Toast City

Saint Arnold's 2018 Pumpkinator Doesn't Hide the Spice

Long considered a top pumpkin beer, this local bottle packs plenty of spice.

By Timothy Malcolm October 30, 2018

Nothing says Pumpkinator more than pumpkin ... actually that's a flat-out lie.

I've heard more than a little bit about Saint Arnold Brewing Company's Pumpkinator. Long considered one of the better interpretations of the good ol' pumpkin beer, it leans more on fall spices than some faux pumpkin pie taste, then loads up on hops and malts to bring it to an ABV of about 10 percent. 

Pumpkin beers are often the target of disdain among those in the beer-drinking community, as they seem like cheap attempts to reel in non-devotees by using well-worn themes ("It's fall! Have pumpkin stuff!"). That said, who cares? People should drink what they want. Also, there is a space for these beers, especially if they're brewed with thought and heart. And Pumpkinator—which strives to be an authentic fall beer and not necessarily an October novelty—has always seemed to fall in that camp, especially if you read the glowing reviews. 

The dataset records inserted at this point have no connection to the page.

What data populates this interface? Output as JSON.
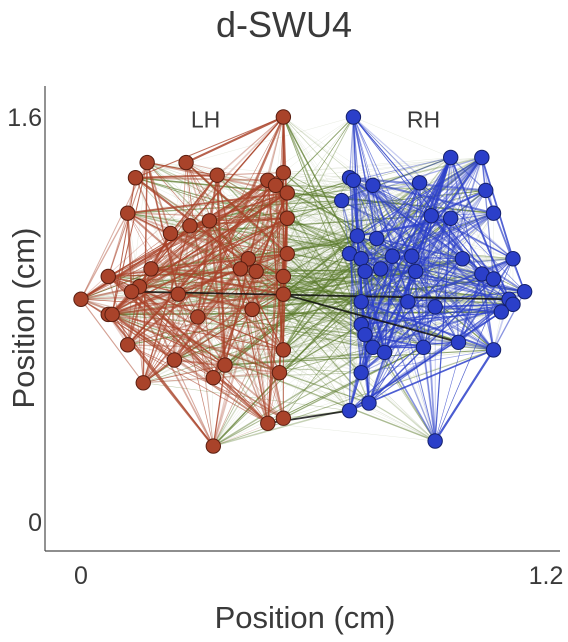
{
  "title": "d-SWU4",
  "chart_data": {
    "type": "scatter",
    "title": "d-SWU4",
    "xlabel": "Position (cm)",
    "ylabel": "Position (cm)",
    "xlim": [
      -0.1,
      1.22
    ],
    "ylim": [
      -0.08,
      1.66
    ],
    "x_ticks": [
      {
        "value": 0,
        "label": "0"
      },
      {
        "value": 1.2,
        "label": "1.2"
      }
    ],
    "y_ticks": [
      {
        "value": 0,
        "label": "0"
      },
      {
        "value": 1.6,
        "label": "1.6"
      }
    ],
    "annotations": [
      {
        "text": "LH",
        "x": 0.32,
        "y": 1.59
      },
      {
        "text": "RH",
        "x": 0.88,
        "y": 1.59
      }
    ],
    "colors": {
      "LH": "#a9432a",
      "RH": "#2b3fc9",
      "inter": "#5a7a2a",
      "strong": "#111111"
    },
    "series": [
      {
        "name": "LH",
        "color": "#a9432a",
        "points": [
          [
            0.52,
            1.6
          ],
          [
            0.17,
            1.42
          ],
          [
            0.27,
            1.42
          ],
          [
            0.14,
            1.36
          ],
          [
            0.52,
            1.38
          ],
          [
            0.35,
            1.37
          ],
          [
            0.48,
            1.35
          ],
          [
            0.5,
            1.33
          ],
          [
            0.53,
            1.3
          ],
          [
            0.12,
            1.22
          ],
          [
            0.33,
            1.19
          ],
          [
            0.28,
            1.17
          ],
          [
            0.23,
            1.14
          ],
          [
            0.53,
            1.2
          ],
          [
            0.53,
            1.06
          ],
          [
            0.43,
            1.04
          ],
          [
            0.18,
            1.0
          ],
          [
            0.07,
            0.97
          ],
          [
            0.41,
            1.0
          ],
          [
            0.45,
            0.99
          ],
          [
            0.52,
            0.97
          ],
          [
            0.15,
            0.93
          ],
          [
            0.13,
            0.91
          ],
          [
            0.25,
            0.9
          ],
          [
            0.52,
            0.9
          ],
          [
            0.0,
            0.88
          ],
          [
            0.44,
            0.84
          ],
          [
            0.07,
            0.82
          ],
          [
            0.08,
            0.82
          ],
          [
            0.3,
            0.81
          ],
          [
            0.12,
            0.7
          ],
          [
            0.52,
            0.68
          ],
          [
            0.24,
            0.64
          ],
          [
            0.37,
            0.62
          ],
          [
            0.34,
            0.57
          ],
          [
            0.51,
            0.59
          ],
          [
            0.16,
            0.55
          ],
          [
            0.52,
            0.41
          ],
          [
            0.48,
            0.39
          ],
          [
            0.34,
            0.3
          ]
        ]
      },
      {
        "name": "RH",
        "color": "#2b3fc9",
        "points": [
          [
            0.7,
            1.6
          ],
          [
            0.95,
            1.44
          ],
          [
            1.03,
            1.44
          ],
          [
            0.69,
            1.36
          ],
          [
            0.7,
            1.35
          ],
          [
            0.75,
            1.33
          ],
          [
            0.87,
            1.34
          ],
          [
            1.04,
            1.31
          ],
          [
            0.67,
            1.27
          ],
          [
            1.06,
            1.22
          ],
          [
            0.9,
            1.21
          ],
          [
            0.95,
            1.2
          ],
          [
            0.71,
            1.13
          ],
          [
            0.76,
            1.12
          ],
          [
            0.69,
            1.06
          ],
          [
            0.8,
            1.05
          ],
          [
            0.85,
            1.05
          ],
          [
            0.98,
            1.04
          ],
          [
            0.72,
            1.04
          ],
          [
            1.11,
            1.04
          ],
          [
            0.73,
            0.99
          ],
          [
            0.86,
            0.99
          ],
          [
            0.77,
            1.0
          ],
          [
            1.03,
            0.98
          ],
          [
            1.06,
            0.96
          ],
          [
            1.14,
            0.91
          ],
          [
            1.1,
            0.88
          ],
          [
            0.72,
            0.87
          ],
          [
            0.84,
            0.87
          ],
          [
            1.11,
            0.86
          ],
          [
            0.91,
            0.85
          ],
          [
            1.08,
            0.83
          ],
          [
            0.72,
            0.78
          ],
          [
            0.73,
            0.74
          ],
          [
            0.97,
            0.71
          ],
          [
            0.88,
            0.69
          ],
          [
            0.75,
            0.69
          ],
          [
            1.06,
            0.68
          ],
          [
            0.78,
            0.67
          ],
          [
            0.72,
            0.59
          ],
          [
            0.74,
            0.47
          ],
          [
            0.69,
            0.44
          ],
          [
            0.91,
            0.32
          ]
        ]
      }
    ]
  }
}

So, Saint Arnold made a big deal about its 2018 batch of Pumpkinator. According to the brewery, this year's specialty is the most expensive beer they've ever brewed, thanks to the deep roster of ingredients: molasses, brown sugar, and dry spices as if to recall the scent of Thanksgiving morning.

To me, however, it recalls grandmom's coffee table. A little more potpourri than cornucopia, upon first taste, the 2018 Pumpkinator is too strong for its own good. It's heavy on baking spices and a chocolate mouthfeel, and I actually wanted more of that round pumpkin foundation. 

To be fair, this beer was consumed the night it was purchased, and Saint Arnold claims Pumpkinator is best enjoyed after a robust aging. I bought additional bottles for just that purpose, and I'm excited to let one go for another year. I'm even more excited to let a third bottle go for a few years beyond that.

But if you're looking to enjoy Pumpkinator right now, save it for Thanksgiving's dessert course.